In the end, I warmed to The Portable Door, after say the first third, once the action got underway. At the end of the day, I'm a sucker for magic, and that's what saved it, but I am incredibly torn in my overall opinion. Ultimately, there are two further books in The Portable Door story, 'In Your Dreams' and 'Earth, Air, Fire and Custard'. As with Shikasta and The Crystal Cave, I'm interested enough to eventually read the follow ups to see how it all turns out but not so interested that I'll be rushing immediately to do so, the way that I did with A Song Of Ice And Fire.

There was one quote I particularly liked regarding the perils of dealing with people who know magic and that was:
The very worst your kind can do to each other is kill someone. That's practically Vegan when you consider what we get up to sometimes. 

Overall my reaction to the book was mixed and I think I'll only give it a 6/10

Thursday, 16 June 2011

Poem #4 A Thunderstorm In Town by Thomas Hardy

This months poem comes from Thomas Hardy a writer I DETESTED when studying his collected poems at A Level and then fell in love with through his novels 'Far From The Madding Crowd' and 'Tess of the D'Urbervilles'.

Although I didn't enjoy his poetry as a whole, I did like this one :

A Thunderstorm In Town
She wore a 'terra-cotta' dress,
And we stayed, because of the pelting storm,
Within the hansom's dry recess,
Though the horse had stopped; yea, motionless
We sat on, snug and warm.

Then the downpour ceased, to my sharp sad pain,
And the glass that had screened our forms before
Flew up, and out she sprang to her door:
I should have kissed her if the rain
Had lasted a minute more. 
It reminds me of those moments in life we have when we almost chance
something, and fate conspires against us.

Book #47 Moon Over Soho by Ben Aaronovitch

Moon Over Soho

Another day, another vampire novel. I'm honestly not seeking them out, they're everywhere these days, a little hard to avoid, and in this case, the book is the recently published sequel to the recently reviewed Rivers Of London.

This book picks up where the last left off with bumbling PC and apprentice wizard Peter Grant investigating an unfortunate series of crimes involving 'vagina dentata' in one plot and the unexpected deaths of jazz musicians in the other.

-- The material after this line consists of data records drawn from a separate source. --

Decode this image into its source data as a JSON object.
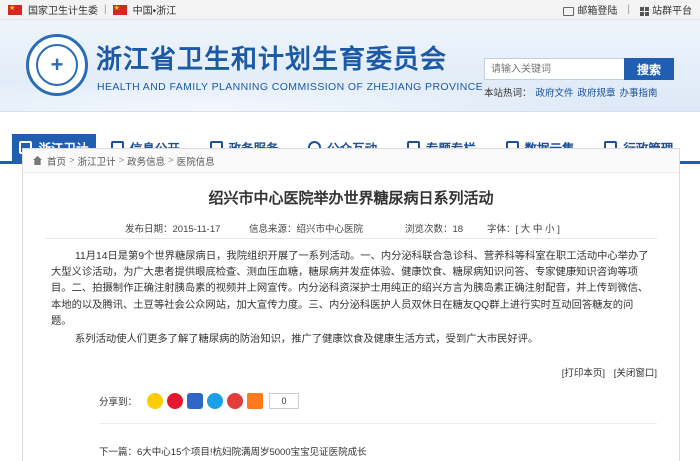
{
  "topbar": {
    "left_links": [
      "国家卫生计生委",
      "中国•浙江"
    ],
    "right_links": [
      "邮箱登陆",
      "站群平台"
    ]
  },
  "header": {
    "title": "浙江省卫生和计划生育委员会",
    "subtitle": "HEALTH AND FAMILY PLANNING COMMISSION OF ZHEJIANG PROVINCE",
    "search_placeholder": "请输入关键词",
    "search_button": "搜索",
    "hot_label": "本站热词：",
    "hot_terms": [
      "政府文件",
      "政府规章",
      "办事指南"
    ]
  },
  "nav": {
    "items": [
      {
        "label": "浙江卫计",
        "icon": "home-icon",
        "active": true
      },
      {
        "label": "信息公开",
        "icon": "document-icon",
        "active": false
      },
      {
        "label": "政务服务",
        "icon": "service-icon",
        "active": false
      },
      {
        "label": "公众互动",
        "icon": "chat-icon",
        "active": false
      },
      {
        "label": "专题专栏",
        "icon": "bookmark-icon",
        "active": false
      },
      {
        "label": "数据云集",
        "icon": "chart-icon",
        "active": false
      },
      {
        "label": "行政管理",
        "icon": "folder-icon",
        "active": false
      }
    ]
  },
  "breadcrumb": [
    "首页",
    "浙江卫计",
    "政务信息",
    "医院信息"
  ],
  "article": {
    "title": "绍兴市中心医院举办世界糖尿病日系列活动",
    "publish_label": "发布日期：2015-11-17",
    "source_label": "信息来源：绍兴市中心医院",
    "views_label": "浏览次数：18",
    "font_label": "字体：[ 大 中 小 ]",
    "paragraphs": [
      "11月14日是第9个世界糖尿病日，我院组织开展了一系列活动。一、内分泌科联合急诊科、营养科等科室在职工活动中心举办了大型义诊活动，为广大患者提供眼底检查、测血压血糖，糖尿病并发症体验、健康饮食、糖尿病知识问答、专家健康知识咨询等项目。二、拍摄制作正确注射胰岛素的视频并上网宣传。内分泌科资深护士用纯正的绍兴方言为胰岛素正确注射配音，并上传到微信、本地的以及腾讯、土豆等社会公众网站，加大宣传力度。三、内分泌科医护人员双休日在糖友QQ群上进行实时互动回答糖友的问题。",
      "系列活动使人们更多了解了糖尿病的防治知识，推广了健康饮食及健康生活方式，受到广大市民好评。"
    ],
    "print_label": "[打印本页]",
    "close_label": "[关闭窗口]",
    "share_label": "分享到：",
    "share_count": "0",
    "next_label": "下一篇：6大中心15个项目!杭妇院满周岁5000宝宝见证医院成长"
  },
  "colors": {
    "brand_blue": "#1f5eb0",
    "title_blue": "#1c5aa6"
  }
}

Again, I enjoyed its easily engaging style, a little tongue-in-cheek with a likeable, self-deprecating lead.

Unfortunately, I had a problem. I solved the mystery VERY early on in terms of one of the plots. I don't know whether this is a consequence of being somebody who reads a lot, writes and watches a lot of films, making me somebody who understands a lot about how stories work, and patterns writers use or whether it was just genuinely obvious, and would be to anyone, particularly anyone who'd read the first book. Books still do surprise me, particularly recently George R.R Martin's A Storm Of Swords, so perhaps a book that can't or doesn't surprise you is an example of lazy or poor writing.

These books aren't serious crime novels, more romps and light-hearted escapism. Maybe they oughtn't be more challenging in their mysteries, because they aren't that sort of book, the reader is pretty much along for the ride, but it was quite disappointing. Inept as Peter Grant may be, even he should have realised far sooner than he did. The originality shown in Rivers Of London is still present but the concept of the story is let down by the execution. It seems a little ridiculous to accuse a fantasy novel of lacking realism, but a fantasy story should at least be believable within its own framework.

Another thing with both Rivers Of London and Moon Over Soho is that they feel very current, there are references to iPads and Twitter, but this is a dangerous thing to do if you seek to write a book that proves timeless. Popular culture references date books badly, in twenty years will young readers know what these are? I doubt that an 18 year old today reading a older book that might reference such technological wonders as the ZX Spectrum or the Acorn Electron would have the foggiest clue what they were like. (Showing my age!)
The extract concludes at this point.